As clouds grow high in the sky they enounter much colder air. Thunderstorm clouds, or cumulonimbus clouds, are the only type of cloud to form closer to the surface and surge all the way up to as high as 30,000 to even 60,000 feet into the air! As the cloud grows higher into the sky, it encounters colder air. The individual cloud droplets start turning to ice crystals, which is an important step to lightning!

Ice crystals inside the thunderstorm cloud aren’t standing still. In fact, they are being thrown around like crazy and bumping into each other in the intense wind inside the storm. As these ice crystals bump together, they start building up electric charges. This is static electricity!

BOLT OF LIGHTNING

Electric charges will start stacking up inside a thunderstorm cloud over time and organizing. Negative charges in the clouds group up with the other negative charges, and the positive charges group up with the other positive ones.

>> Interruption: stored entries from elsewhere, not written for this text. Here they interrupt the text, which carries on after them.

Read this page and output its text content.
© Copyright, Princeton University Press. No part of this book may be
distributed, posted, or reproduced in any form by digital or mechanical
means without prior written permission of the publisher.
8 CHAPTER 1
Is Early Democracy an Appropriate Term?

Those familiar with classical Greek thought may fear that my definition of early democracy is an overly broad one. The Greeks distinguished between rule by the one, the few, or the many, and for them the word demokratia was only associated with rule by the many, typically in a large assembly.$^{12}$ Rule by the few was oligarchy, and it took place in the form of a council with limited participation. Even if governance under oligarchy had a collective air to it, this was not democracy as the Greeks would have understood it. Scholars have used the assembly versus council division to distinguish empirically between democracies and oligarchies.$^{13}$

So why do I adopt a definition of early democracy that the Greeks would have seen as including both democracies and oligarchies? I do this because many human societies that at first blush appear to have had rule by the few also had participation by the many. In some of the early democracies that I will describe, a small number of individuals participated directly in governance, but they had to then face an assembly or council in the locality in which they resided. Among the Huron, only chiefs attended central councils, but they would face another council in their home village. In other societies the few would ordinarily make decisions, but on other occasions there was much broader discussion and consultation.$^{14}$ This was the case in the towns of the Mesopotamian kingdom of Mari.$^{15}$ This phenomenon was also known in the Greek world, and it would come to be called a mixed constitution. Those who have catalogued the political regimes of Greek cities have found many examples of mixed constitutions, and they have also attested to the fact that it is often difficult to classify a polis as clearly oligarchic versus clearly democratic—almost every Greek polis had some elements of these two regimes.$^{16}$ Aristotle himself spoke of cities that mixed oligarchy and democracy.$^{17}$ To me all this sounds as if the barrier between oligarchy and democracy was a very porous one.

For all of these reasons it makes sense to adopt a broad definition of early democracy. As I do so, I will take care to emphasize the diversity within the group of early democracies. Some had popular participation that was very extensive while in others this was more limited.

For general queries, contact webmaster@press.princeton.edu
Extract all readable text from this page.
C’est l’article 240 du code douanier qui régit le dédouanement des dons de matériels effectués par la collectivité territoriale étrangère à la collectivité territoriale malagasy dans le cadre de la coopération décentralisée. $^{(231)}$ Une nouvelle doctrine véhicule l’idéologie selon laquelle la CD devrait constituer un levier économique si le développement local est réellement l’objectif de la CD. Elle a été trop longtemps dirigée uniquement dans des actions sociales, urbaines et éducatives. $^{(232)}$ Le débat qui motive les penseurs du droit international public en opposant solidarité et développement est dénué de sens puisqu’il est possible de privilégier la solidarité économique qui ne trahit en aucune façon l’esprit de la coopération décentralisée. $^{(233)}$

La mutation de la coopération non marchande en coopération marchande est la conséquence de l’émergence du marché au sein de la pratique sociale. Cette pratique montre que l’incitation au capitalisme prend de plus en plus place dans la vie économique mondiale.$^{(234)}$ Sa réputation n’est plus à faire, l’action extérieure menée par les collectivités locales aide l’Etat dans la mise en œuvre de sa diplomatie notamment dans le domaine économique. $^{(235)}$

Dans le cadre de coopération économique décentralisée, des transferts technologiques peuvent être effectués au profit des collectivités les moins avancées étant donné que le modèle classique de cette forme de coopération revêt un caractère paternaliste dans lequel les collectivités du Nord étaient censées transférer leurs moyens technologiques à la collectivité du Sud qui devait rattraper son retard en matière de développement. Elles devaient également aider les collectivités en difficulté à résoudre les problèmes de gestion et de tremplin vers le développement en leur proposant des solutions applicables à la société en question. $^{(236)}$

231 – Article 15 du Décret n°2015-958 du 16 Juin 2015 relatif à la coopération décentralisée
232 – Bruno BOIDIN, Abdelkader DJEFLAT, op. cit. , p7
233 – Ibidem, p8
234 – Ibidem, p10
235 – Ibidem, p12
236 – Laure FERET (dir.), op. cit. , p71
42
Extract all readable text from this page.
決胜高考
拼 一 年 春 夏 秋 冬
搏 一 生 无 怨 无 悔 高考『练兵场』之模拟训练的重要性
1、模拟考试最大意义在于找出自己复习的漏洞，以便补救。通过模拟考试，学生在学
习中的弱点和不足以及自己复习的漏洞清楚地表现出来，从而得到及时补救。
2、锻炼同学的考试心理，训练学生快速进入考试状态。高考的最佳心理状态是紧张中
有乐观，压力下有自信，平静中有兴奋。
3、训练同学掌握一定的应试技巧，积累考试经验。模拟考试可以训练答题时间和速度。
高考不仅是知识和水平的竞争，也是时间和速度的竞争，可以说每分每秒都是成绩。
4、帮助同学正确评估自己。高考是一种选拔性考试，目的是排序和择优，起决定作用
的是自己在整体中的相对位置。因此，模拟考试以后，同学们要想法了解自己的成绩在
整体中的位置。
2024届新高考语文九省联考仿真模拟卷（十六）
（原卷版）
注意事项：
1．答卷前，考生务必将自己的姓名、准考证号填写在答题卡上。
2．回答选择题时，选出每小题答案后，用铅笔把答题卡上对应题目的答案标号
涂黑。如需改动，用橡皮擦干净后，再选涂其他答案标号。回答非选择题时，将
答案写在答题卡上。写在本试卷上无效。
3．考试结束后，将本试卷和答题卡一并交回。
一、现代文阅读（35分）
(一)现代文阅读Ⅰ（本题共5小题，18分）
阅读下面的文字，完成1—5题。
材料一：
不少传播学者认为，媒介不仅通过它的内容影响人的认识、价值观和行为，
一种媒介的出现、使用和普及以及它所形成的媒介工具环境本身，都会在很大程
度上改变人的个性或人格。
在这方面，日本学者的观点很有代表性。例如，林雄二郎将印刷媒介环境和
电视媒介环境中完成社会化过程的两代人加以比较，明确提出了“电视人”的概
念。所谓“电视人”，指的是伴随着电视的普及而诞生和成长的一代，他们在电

As more and more ice crystals bump into each other, more and more electrical charges build up inside the cloud until there is just too much energy and the cloud has to discharge it! A bolt of lightning, which is like a giant bolt of static electricity, is formed!

The cloud will discharge electricity with bolts of lightning until it is finally in balance again!

STATIC ELECTRICITY EXPERIMENT

Put on some socks and find some carpet. Take turns sliding around the carpeted floor, rubbing your feet vigorously on the carpet. After about a minute walk to a metal door knob and try to touch it! There is a good chance a mini-bolt of lightning will form, jumping from your finger to the knob! This is an example of static electricity and how the imbalance needs to be discharged with a bolt of electricity!

WHAT MAKES THE THUNDER NOISE?

As for thunder, it is formed because of lightning. Believe it or not, a single bolt of lightning is five times hotter than the surface of the sun! Every time a hot bolt of lightning cuts through the sky, it heats the air up rapidly. When air heats up, it does something really neat! It expands!

The air heats up so much and so fast from a bolt of lightning that the expanding air makes a loud BOOM! Thunder is the sound of air expanding!

MINI THUNDER-MAKER EXPERIMENT

We can see a similar thing happen with popcorn! Kernels of popcorn get so hot that they burst open and expand with a big pop!

This is a fun experiment to do at home. With a parent’s help, have kids take a single kernel of popcorn with a pair of tweezers and place it in between the hot plates of a hair straightener!

If we think of the kernel as a parcel of air we can see how it can make a noise when it heats up and expands! A mini thunder-maker!